We confess we’ve been expecting something to be brought up at the last minute. It is, after all, the Democratic Party’s modus operandi. In the case of Clarence Thomas, it looked like the hearings were done and the nominee on the way to confirmation, when there was suddenly leaked an FBI report touching on Anita Hill’s allegation of sexual harassment.
Something similar happened in respect of Justice Kavanaugh. His four days of hearings were finished, and he, too, appeared on the road to confirmation when Senator Dianne Feinstein finally aired the allegation of the judge’s alleged misbehavior with a young woman at a party decades earlier. In both cases, the nominees were suddenly in doubt.
That is no doubt the moment the Democrats are reaching for with the surfacing, at the last moment, of two new pieces of evidence. One is from part of John Bolton’s draft memoir. The Times reports it suggests that in August Mr. Trump told his then-national security adviser that he wanted to hold $391 million of security aid against Ukraine’s help with a probe of the Bidens.
The other appears to be a cellphone recording of Mr. Trump meeting in 2018 with a group of donors that included Lev Parnas, an American businessman and crony of Mayor Giuliani. It captures Mr. Trump being told that his envoy to Ukraine has been predicting the President would be impeached and Mr. Trump responding, “Get her out tomorrow. I don’t care.”
That any of this evidence would be dispositive on the charges being heard in the Senate strikes us as unlikely. It looks, though, like an effort is underway to use the evidence to try to blow up the impeachment trial. No less a figure than President Obama’s erstwhile acting solicitor general, Neal Katyal, is out with an op-ed piece today in the Times suggesting turning to Chief Justice Roberts.
Mr. Katyal argues that under Senate rules Chief Justice Roberts — who, the Constitution itself ordains, presides when a president is tried in the Senate — has his own authority to subpoena evidence. Mr. Katyal recommends the Chief Justice do so, whatever a majority of the Senate might want. The idea seems to be that the evidence is so powerful that the Senate will be swayed.
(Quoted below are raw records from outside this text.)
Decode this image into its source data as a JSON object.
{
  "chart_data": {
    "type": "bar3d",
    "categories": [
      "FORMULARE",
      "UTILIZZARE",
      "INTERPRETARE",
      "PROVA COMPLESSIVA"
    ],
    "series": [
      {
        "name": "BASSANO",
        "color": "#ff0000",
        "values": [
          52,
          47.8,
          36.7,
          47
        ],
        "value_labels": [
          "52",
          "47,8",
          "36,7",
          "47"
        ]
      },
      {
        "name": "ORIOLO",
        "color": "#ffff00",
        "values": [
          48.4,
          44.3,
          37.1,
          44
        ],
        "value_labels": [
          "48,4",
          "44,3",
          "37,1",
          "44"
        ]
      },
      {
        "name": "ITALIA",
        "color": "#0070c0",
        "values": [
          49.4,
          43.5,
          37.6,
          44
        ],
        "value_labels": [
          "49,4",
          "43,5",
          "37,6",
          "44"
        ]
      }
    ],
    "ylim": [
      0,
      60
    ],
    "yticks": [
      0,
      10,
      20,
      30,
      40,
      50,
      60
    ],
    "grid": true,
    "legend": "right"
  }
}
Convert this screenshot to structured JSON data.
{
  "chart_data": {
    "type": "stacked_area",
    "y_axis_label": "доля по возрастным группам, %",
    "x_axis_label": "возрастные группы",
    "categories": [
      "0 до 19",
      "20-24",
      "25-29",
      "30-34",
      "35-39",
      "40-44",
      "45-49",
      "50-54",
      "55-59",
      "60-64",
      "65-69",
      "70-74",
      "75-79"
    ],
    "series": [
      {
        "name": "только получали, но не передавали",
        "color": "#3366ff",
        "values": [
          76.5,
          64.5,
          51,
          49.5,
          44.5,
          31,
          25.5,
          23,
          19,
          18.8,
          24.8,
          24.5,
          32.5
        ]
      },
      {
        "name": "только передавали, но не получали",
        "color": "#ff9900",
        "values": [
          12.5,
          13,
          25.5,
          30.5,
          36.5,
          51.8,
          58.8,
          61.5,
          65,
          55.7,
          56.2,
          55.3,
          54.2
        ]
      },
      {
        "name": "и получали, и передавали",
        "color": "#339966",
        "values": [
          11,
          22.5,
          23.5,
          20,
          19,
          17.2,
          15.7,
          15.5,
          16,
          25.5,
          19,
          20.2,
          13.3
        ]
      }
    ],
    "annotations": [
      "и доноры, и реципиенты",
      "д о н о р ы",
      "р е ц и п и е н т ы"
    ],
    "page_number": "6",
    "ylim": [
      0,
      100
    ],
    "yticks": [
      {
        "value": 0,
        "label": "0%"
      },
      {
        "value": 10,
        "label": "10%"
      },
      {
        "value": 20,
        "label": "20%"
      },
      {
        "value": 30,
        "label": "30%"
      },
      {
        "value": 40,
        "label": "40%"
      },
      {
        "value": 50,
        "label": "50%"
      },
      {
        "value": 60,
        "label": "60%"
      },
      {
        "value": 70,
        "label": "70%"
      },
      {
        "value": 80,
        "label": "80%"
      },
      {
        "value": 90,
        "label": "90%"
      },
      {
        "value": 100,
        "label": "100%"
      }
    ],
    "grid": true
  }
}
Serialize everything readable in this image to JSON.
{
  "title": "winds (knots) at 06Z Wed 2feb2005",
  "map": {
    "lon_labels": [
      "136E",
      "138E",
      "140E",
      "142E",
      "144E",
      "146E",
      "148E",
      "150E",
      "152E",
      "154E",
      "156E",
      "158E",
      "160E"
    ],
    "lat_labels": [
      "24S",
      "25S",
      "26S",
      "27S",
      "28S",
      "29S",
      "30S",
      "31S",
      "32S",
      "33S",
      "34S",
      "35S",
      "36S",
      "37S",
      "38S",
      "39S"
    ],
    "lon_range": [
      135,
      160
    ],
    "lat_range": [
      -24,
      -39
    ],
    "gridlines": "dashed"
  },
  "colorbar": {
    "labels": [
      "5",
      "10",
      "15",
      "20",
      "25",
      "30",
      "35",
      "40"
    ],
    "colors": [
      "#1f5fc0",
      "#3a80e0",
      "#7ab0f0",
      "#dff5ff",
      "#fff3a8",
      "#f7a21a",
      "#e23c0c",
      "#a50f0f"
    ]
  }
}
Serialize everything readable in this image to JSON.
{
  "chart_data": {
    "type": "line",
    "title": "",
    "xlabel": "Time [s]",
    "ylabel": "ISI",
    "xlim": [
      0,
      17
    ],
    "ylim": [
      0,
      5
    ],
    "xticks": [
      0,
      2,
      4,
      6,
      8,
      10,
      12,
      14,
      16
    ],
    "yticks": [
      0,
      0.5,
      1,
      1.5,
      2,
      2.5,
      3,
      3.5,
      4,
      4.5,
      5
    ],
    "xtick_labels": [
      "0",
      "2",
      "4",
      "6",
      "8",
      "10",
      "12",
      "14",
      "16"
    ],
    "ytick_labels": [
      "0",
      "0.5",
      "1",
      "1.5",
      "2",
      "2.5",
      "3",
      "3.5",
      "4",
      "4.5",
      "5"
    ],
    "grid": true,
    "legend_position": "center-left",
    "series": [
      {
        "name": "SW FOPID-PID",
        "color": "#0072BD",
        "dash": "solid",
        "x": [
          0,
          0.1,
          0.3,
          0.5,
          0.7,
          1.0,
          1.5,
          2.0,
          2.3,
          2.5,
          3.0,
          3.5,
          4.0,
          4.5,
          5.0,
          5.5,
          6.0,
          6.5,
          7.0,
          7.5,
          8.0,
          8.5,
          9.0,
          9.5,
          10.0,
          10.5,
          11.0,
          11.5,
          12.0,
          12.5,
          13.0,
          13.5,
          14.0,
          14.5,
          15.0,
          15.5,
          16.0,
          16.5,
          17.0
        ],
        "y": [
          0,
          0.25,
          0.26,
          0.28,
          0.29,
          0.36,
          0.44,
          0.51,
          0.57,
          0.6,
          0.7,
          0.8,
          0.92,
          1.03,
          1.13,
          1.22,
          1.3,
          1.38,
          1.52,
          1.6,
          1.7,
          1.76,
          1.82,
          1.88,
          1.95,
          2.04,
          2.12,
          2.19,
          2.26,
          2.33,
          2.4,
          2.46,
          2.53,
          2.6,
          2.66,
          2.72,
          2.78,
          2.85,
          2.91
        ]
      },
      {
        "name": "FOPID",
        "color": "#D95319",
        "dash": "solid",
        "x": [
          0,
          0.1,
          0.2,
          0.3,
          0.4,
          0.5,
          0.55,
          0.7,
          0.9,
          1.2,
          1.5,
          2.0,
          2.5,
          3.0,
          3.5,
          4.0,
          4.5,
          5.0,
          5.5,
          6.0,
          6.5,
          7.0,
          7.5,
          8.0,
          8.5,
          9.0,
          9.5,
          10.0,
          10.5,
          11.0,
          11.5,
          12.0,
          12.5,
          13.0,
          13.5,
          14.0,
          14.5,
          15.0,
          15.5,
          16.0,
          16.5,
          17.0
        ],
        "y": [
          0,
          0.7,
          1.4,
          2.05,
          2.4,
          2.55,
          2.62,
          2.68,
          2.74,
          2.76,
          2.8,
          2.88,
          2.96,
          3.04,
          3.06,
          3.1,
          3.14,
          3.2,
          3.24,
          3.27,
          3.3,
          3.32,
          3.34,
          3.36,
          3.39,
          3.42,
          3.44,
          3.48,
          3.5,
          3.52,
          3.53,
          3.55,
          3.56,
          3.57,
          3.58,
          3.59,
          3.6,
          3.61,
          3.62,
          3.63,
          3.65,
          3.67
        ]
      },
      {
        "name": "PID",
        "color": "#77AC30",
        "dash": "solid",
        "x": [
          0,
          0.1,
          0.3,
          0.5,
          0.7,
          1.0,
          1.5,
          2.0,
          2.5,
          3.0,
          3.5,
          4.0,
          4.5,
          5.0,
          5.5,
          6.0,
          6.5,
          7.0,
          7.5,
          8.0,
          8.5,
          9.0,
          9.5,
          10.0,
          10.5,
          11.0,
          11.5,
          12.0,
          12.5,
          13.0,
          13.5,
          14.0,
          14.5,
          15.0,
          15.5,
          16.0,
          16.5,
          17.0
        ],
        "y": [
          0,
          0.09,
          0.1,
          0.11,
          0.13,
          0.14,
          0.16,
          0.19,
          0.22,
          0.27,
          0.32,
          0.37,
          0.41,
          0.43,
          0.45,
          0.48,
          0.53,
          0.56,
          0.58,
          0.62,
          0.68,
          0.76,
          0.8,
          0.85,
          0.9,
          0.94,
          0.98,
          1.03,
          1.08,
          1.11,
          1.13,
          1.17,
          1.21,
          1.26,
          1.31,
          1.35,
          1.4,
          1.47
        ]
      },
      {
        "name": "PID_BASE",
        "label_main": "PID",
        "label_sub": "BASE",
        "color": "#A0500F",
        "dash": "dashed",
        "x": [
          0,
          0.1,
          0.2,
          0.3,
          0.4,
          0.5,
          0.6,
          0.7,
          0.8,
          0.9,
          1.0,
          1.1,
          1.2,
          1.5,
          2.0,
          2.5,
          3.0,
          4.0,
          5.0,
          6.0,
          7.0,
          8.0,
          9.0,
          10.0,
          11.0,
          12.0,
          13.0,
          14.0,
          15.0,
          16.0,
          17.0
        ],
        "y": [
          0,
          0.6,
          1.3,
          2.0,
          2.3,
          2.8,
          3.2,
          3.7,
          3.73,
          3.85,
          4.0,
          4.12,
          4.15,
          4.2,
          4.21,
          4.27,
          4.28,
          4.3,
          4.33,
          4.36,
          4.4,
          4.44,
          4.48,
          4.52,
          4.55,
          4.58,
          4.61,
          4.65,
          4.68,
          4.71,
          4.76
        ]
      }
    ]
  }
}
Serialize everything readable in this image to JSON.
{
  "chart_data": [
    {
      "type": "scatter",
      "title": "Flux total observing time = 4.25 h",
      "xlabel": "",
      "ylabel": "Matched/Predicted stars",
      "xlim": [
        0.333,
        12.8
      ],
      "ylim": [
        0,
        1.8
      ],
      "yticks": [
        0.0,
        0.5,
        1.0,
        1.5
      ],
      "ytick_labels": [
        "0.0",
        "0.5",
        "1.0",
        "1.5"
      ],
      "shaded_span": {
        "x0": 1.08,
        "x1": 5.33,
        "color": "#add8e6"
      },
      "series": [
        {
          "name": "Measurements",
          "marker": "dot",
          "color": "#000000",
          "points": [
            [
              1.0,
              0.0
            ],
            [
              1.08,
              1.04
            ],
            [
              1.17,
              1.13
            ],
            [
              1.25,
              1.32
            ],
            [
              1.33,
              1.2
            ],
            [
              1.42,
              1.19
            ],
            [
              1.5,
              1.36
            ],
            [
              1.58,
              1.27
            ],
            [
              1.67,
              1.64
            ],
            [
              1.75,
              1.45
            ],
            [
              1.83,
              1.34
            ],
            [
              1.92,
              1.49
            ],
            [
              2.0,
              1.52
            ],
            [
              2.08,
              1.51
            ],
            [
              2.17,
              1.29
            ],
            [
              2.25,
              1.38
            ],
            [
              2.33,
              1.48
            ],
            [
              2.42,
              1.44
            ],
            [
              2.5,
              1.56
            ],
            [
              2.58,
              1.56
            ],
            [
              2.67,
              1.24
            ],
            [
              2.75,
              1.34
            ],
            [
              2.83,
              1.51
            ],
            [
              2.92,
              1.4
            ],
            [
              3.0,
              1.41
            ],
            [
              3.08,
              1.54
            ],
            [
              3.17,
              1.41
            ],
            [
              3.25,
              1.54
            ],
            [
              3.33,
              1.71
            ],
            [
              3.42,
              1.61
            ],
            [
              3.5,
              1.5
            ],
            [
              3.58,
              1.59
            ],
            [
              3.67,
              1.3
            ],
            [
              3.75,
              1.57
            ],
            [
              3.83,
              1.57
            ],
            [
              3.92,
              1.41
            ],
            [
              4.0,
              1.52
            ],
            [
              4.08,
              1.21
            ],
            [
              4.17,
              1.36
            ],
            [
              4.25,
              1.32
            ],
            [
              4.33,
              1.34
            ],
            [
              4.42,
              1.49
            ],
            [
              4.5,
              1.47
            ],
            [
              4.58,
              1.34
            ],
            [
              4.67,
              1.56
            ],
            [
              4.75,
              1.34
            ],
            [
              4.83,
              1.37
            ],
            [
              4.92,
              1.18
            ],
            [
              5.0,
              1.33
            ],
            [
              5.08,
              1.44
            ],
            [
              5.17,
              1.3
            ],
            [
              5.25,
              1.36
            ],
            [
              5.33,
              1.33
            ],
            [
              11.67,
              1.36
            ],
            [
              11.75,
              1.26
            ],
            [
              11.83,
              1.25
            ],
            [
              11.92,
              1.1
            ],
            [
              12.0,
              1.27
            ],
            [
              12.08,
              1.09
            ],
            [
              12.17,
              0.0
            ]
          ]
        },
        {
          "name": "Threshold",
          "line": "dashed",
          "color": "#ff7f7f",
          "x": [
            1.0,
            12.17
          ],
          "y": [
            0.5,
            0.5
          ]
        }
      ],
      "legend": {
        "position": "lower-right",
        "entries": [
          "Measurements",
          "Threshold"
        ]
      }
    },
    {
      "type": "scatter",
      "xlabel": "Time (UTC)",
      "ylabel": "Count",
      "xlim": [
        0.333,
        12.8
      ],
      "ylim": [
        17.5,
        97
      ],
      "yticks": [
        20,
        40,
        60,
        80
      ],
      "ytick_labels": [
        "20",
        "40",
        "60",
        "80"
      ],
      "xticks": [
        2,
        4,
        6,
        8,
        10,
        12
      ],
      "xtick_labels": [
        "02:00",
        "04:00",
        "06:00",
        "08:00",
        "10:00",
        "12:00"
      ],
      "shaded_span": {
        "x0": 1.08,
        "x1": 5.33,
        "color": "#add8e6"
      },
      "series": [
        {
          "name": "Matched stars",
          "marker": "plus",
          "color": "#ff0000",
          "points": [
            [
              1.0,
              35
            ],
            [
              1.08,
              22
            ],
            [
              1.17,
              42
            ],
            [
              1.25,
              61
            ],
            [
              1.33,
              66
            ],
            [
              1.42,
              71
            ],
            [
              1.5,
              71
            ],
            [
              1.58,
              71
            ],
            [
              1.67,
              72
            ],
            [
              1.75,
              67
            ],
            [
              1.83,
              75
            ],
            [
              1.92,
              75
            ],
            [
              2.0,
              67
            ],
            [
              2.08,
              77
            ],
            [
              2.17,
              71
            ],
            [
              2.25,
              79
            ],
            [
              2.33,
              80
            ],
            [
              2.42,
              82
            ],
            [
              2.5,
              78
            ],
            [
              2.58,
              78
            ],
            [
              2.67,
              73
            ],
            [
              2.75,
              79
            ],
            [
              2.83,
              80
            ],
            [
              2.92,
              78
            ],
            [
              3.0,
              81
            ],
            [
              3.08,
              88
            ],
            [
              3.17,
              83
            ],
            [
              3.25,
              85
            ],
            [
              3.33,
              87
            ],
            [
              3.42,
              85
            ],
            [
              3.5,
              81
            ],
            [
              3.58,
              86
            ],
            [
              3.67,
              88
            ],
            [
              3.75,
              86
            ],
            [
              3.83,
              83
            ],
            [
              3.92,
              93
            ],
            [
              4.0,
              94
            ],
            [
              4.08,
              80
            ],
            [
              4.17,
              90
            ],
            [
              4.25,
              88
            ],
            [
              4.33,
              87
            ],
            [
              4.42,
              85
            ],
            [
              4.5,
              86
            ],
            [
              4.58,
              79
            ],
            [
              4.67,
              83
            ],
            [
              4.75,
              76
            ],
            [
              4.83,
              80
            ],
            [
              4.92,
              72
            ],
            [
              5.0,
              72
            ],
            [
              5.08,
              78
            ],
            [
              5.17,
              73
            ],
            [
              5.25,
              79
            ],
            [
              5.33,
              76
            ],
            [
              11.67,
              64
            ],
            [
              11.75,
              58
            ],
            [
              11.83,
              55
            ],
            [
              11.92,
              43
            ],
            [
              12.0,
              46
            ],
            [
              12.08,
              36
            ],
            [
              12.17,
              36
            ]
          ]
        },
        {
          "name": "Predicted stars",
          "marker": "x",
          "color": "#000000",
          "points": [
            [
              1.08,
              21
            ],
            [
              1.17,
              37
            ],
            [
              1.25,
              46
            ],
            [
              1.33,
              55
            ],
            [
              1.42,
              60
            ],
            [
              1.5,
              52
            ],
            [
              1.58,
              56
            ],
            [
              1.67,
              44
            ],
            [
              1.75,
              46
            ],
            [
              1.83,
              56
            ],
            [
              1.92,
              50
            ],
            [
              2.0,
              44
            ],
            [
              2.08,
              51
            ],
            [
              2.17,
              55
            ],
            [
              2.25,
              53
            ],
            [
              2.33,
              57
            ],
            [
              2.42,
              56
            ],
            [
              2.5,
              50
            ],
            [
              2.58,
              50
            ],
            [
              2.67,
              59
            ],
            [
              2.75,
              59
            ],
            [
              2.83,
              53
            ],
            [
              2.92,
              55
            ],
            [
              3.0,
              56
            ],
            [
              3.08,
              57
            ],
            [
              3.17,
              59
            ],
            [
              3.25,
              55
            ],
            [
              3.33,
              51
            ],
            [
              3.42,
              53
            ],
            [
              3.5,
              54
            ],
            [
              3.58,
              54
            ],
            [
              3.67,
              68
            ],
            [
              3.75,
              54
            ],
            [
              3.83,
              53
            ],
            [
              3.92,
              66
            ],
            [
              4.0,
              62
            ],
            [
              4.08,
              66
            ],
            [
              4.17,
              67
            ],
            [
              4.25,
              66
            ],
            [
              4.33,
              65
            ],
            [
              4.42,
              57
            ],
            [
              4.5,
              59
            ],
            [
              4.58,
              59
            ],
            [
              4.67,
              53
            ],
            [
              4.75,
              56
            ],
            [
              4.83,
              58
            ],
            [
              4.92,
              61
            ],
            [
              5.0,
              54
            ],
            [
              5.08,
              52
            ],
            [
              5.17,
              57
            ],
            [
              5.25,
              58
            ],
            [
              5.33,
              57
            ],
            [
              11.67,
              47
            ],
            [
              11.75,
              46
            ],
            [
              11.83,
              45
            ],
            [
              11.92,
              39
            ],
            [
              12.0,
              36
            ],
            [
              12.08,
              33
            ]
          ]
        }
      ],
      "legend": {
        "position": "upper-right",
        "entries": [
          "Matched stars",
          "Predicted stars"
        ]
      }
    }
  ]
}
That strikes us as a long shot. The purely partisan basis on which the House handed up its charges — nary one Republican vote — itself creates doubt, a point made in the Clinton impeachment trial in 1999. That’s impeachment 101. Plus, too, Mr. Trump would be fully justified in cashiering an envoy who is undercutting the president he or she represents.
As for Mr. Bolton’s memoir, our sense of the situation is that it wouldn’t matter whether Mr. Trump used foreign aid to pressure Ukraine into looking into the Bidens. That’s because it would be the right thing to do if Mr. Trump had genuine concerns about corruption. And what kind of president would look at the Biden situation and not at least have questions?
In any event, this kind of desperate, last minute effort to upend a proceeding that appears to be going in a direction the Democrats don’t like, well, it’s the Democrats’ m.o. That it failed twice, and left a trail of bitterness, apparently hasn’t stopped the Democrats. They just don’t want to leave the question of Mr. Trump’s presidency to the voters.